XIII. Paralympics: Nach Messerattentat vor fünf Jahren zweimal Silber

  • Britta Körber
  • Lesedauer: 3 Min.

Der 25. Juni 2003 ist der Tag, der das Leben von Kinderkrankenschwester Natalie Simanowski auf einen Schlag verändert. Sie kommt von der Arbeit und beugt sich über den Kofferraum ihres Autos, da sticht ein psychisch Kranker sie mit einem Messer auf offener Straße nieder. »Meine Beine sackten weg. Ich wusste sofort, dass es etwas Schlimmes ist. Ich bin ja vom Fach. Dabei wurde mein Rückenmark ›nur‹ verletzt und nicht durchtrennt«, erzählt die 30-jährige Bahnradsportlerin von Bayer Leverkusen, die am vierten Wettkampftag der XIII. Paralympics im Pekinger Laoshan-Velodrom Silber in der Einzelverfolgung gewann, nachdem sie bereits Silber im 500-m-Zeitfahren geholt hatte.
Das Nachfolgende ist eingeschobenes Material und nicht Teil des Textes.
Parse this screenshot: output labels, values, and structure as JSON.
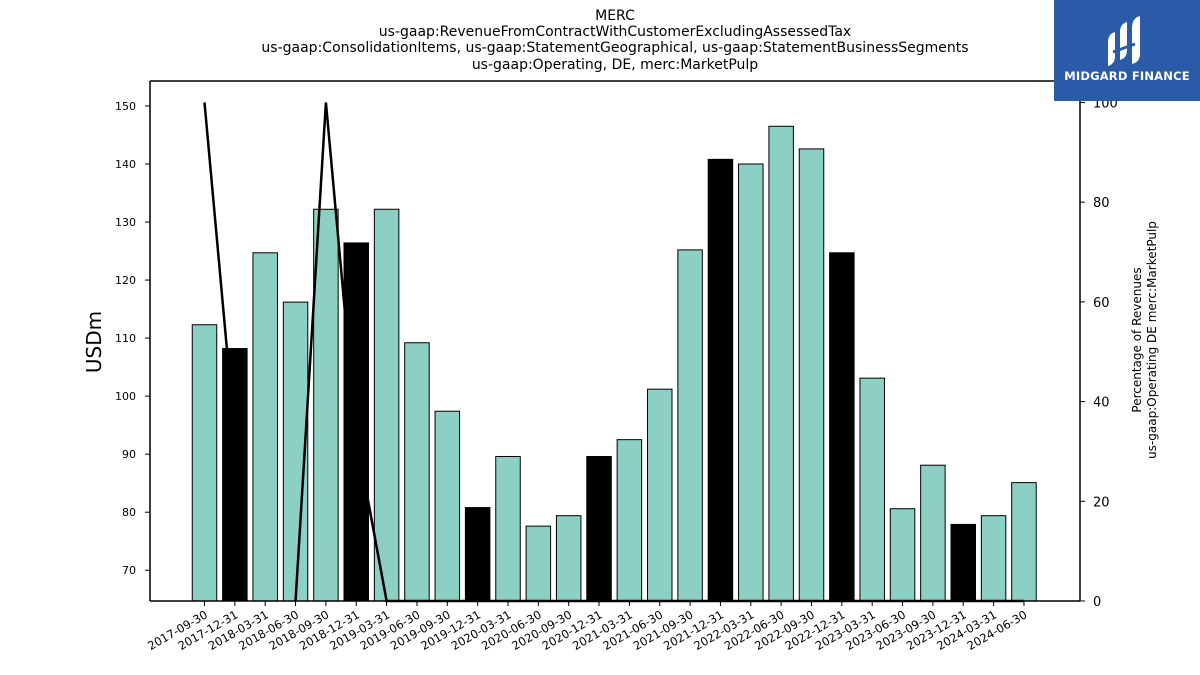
{
  "chart_data": {
    "type": "bar",
    "title_lines": [
      "MERC",
      "us-gaap:RevenueFromContractWithCustomerExcludingAssessedTax",
      "us-gaap:ConsolidationItems, us-gaap:StatementGeographical, us-gaap:StatementBusinessSegments",
      "us-gaap:Operating, DE, merc:MarketPulp"
    ],
    "ylabel": "USDm",
    "y2label_lines": [
      "Percentage of Revenues",
      "us-gaap:Operating DE merc:MarketPulp"
    ],
    "ylim": [
      64.7,
      154.3
    ],
    "yticks": [
      70,
      80,
      90,
      100,
      110,
      120,
      130,
      140,
      150
    ],
    "y2lim": [
      0,
      104.3
    ],
    "y2ticks": [
      0,
      20,
      40,
      60,
      80,
      100
    ],
    "categories": [
      "2017-09-30",
      "2017-12-31",
      "2018-03-31",
      "2018-06-30",
      "2018-09-30",
      "2018-12-31",
      "2019-03-31",
      "2019-06-30",
      "2019-09-30",
      "2019-12-31",
      "2020-03-31",
      "2020-06-30",
      "2020-09-30",
      "2020-12-31",
      "2021-03-31",
      "2021-06-30",
      "2021-09-30",
      "2021-12-31",
      "2022-03-31",
      "2022-06-30",
      "2022-09-30",
      "2022-12-31",
      "2023-03-31",
      "2023-06-30",
      "2023-09-30",
      "2023-12-31",
      "2024-03-31",
      "2024-06-30"
    ],
    "series": [
      {
        "type": "bar",
        "values": [
          112.3,
          108.2,
          124.7,
          116.2,
          132.2,
          126.4,
          132.2,
          109.2,
          97.4,
          80.8,
          89.6,
          77.6,
          79.4,
          89.6,
          92.5,
          101.2,
          125.2,
          140.8,
          140.0,
          146.5,
          142.6,
          124.7,
          103.1,
          80.6,
          88.1,
          77.9,
          79.4,
          85.1
        ],
        "highlight": [
          false,
          true,
          false,
          false,
          false,
          true,
          false,
          false,
          false,
          true,
          false,
          false,
          false,
          true,
          false,
          false,
          false,
          true,
          false,
          false,
          false,
          true,
          false,
          false,
          false,
          true,
          false,
          false
        ]
      },
      {
        "type": "line",
        "axis": "right",
        "values": [
          100,
          33,
          null,
          0,
          100,
          33,
          0,
          0,
          0,
          0,
          0,
          0,
          0,
          0,
          0,
          0,
          0,
          0,
          0,
          0,
          0,
          0,
          0,
          0,
          0,
          0,
          0,
          0
        ]
      }
    ],
    "colors": {
      "bar": "#8cd0c4",
      "highlight": "#000000",
      "line": "#000000"
    }
  },
  "logo": {
    "text": "MIDGARD FINANCE",
    "color": "#2b5aa8"
  }
}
Mittlerweile hat sie ihr Lächeln wiedergefunden. Die Erinnerungen an jenen 25. Juni 2003 blendet sie aus. »Das belastet mich nicht mehr«, sagt sie. Auch Gedanken an den Täter verschwendet sie nicht mehr. »Der sitzt immer noch in der geschlossenen Abteilung der Psychiatrie«, meint Simanowski, die eine inkomplette Querschnittlähmung hat. »Inkomplett bedeutet, dass ich nicht komplett ab meiner Verletzungshöhe gelähmt bin, sondern nur teilweise. Dadurch bin ich nicht immer auf einen Rollstuhl angewiesen«, sagt die in Augsburg wohnende Athletin, die das Gehen neu erlernen musste und die Klinik nach drei Monaten auf eigenen Füßen verlassen hat.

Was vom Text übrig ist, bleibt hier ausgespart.